As the titular b---- in the hit ABC comedy Don’t Trust the B---- in Apt. 23, Krysten Ritter holds her own against sleazeball James Van Der Beek in millions of homes across America. But who is the woman behind the B? I met the actress for lunch to find out.
She’s from the sticks.
I’m from a tiny place in northeastern Pennsylvania called Shickshinny. I grew up very poor on a cattle farm and lived in the same house where my stepdad was born and his father before him. As a child, I had to harvest corn, pick vegetables, feed cows, and pick up rocks.
She left the sticks at age fifteen.
I started coming to New York to model when I was 15 after being scouted at a mall in Wilkes-Barre, Pennsylvania. As soon as I visited, I started to meet all these cool weirdos, but I also realized that you have a short shelf life as a model. You’ve got two seasons; if you don’t make it, you go home. And I never wanted to go home.
She left the sticks at age fifteen and moved to Williamsburg (before it was cool).
Back in 2000, I lived on North Third and Kent, right next to a cement factory. Every morning at seven, they’d start loudly making cement. It was horrible. My friends who live there now never would have come to visit me back then.
Success came early.
When I was 23, I sold a pilot called Model Camp. I was acting and writing a lot, and I just pitched this idea to a room of people at Warner Bros. What was I thinking?! It didn’t get made, but it was pretty cool to sell something. It’s so hard to get anything made.
Success came early and often.
I had one line in the 2003 film Mona Lisa Smile, but I was on set for the whole shoot, surrounded by these famous girls like Kirsten Dunst, Maggie Gyllenhaal, and Julia Stiles. And Julia Roberts! She was so cool. She came up to me on set one day holding this drawing of a girl from the ’50s with short black hair and a pointy nose and said, “Krysten, this is you!”
Success came early and often and continues.
I just sold a show to MTV, which I’m also producing, called Cassandra French’s Finishing School for Boys, based on a book by Eric Garcia. It’s about this girl who keeps a bunch of boys chained up in her basement. She’s basically a female Dexter but without the killing.
She’s a flautist.
I was in the school band. I started out with the flute, but I didn’t think that was cool enough, you know. So I switched to clarinet. I liked the whole reed thing. I was very, very cool.

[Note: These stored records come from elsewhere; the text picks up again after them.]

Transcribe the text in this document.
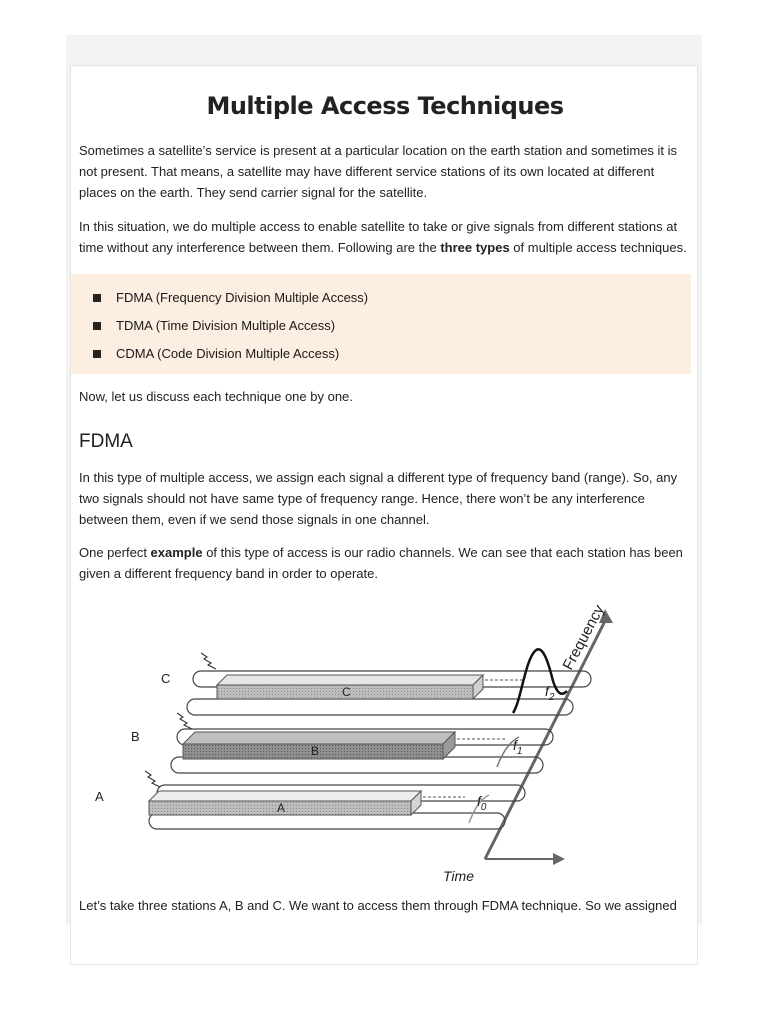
Multiple Access Techniques

Sometimes a satellite’s service is present at a particular location on the earth station and sometimes it is not present. That means, a satellite may have different service stations of its own located at different places on the earth. They send carrier signal for the satellite.

In this situation, we do multiple access to enable satellite to take or give signals from different stations at time without any interference between them. Following are the three types of multiple access techniques.

FDMA (Frequency Division Multiple Access)
TDMA (Time Division Multiple Access)
CDMA (Code Division Multiple Access)

Now, let us discuss each technique one by one.

FDMA

In this type of multiple access, we assign each signal a different type of frequency band (range). So, any two signals should not have same type of frequency range. Hence, there won’t be any interference between them, even if we send those signals in one channel.

One perfect example of this type of access is our radio channels. We can see that each station has been given a different frequency band in order to operate.

C
B
A
C
B
A
$f_2$
$f_1$
$f_0$
Frequency
Time

Let’s take three stations A, B and C. We want to access them through FDMA technique. So we assigned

She’s an ex-flautist, current apprehensive rock star. I’m in a band with my friend Will. We’re called Ex Vivian. It’s a very lo-fi project and not produced at all. I click record and go. Everyone who’s heard it says it sounds like Mazzy Star, and I’m like, “Yeah, probably because I love Mazzy Star.” But as it turns out, I don’t like to perform live.
She’s on TV. But does not own a TV.
Because of how I grew up, I’m the most frugal person in the world. I like saving the $150 a month. My friends all stare at me slack–jawed when I ask them the difference between TiVo and DVR. I thought about getting cable, and even called Time Warner, but they never showed up. Eventually I forgot about it.
She’s totally cool about the insane flip-flopping pertaining to the title of her show.
I never thought they would use “bitch” in the title anyway. I’ve been around the block. They told me it was the title role, and I thought, “There’s no way that’s happening.” And sure enough, they changed it to Apt. 23. I thought, “See, you can’t trust anyone in television!” And then they put it back! Sure, it’s the softer version. I said, “C’mon, let’s just go for it.” Now, I’m glad it’s just The B. Everyone yells that at me now. “Hey, it’s The B!” It’s much better than people screaming, “Hey, bitch!” at me!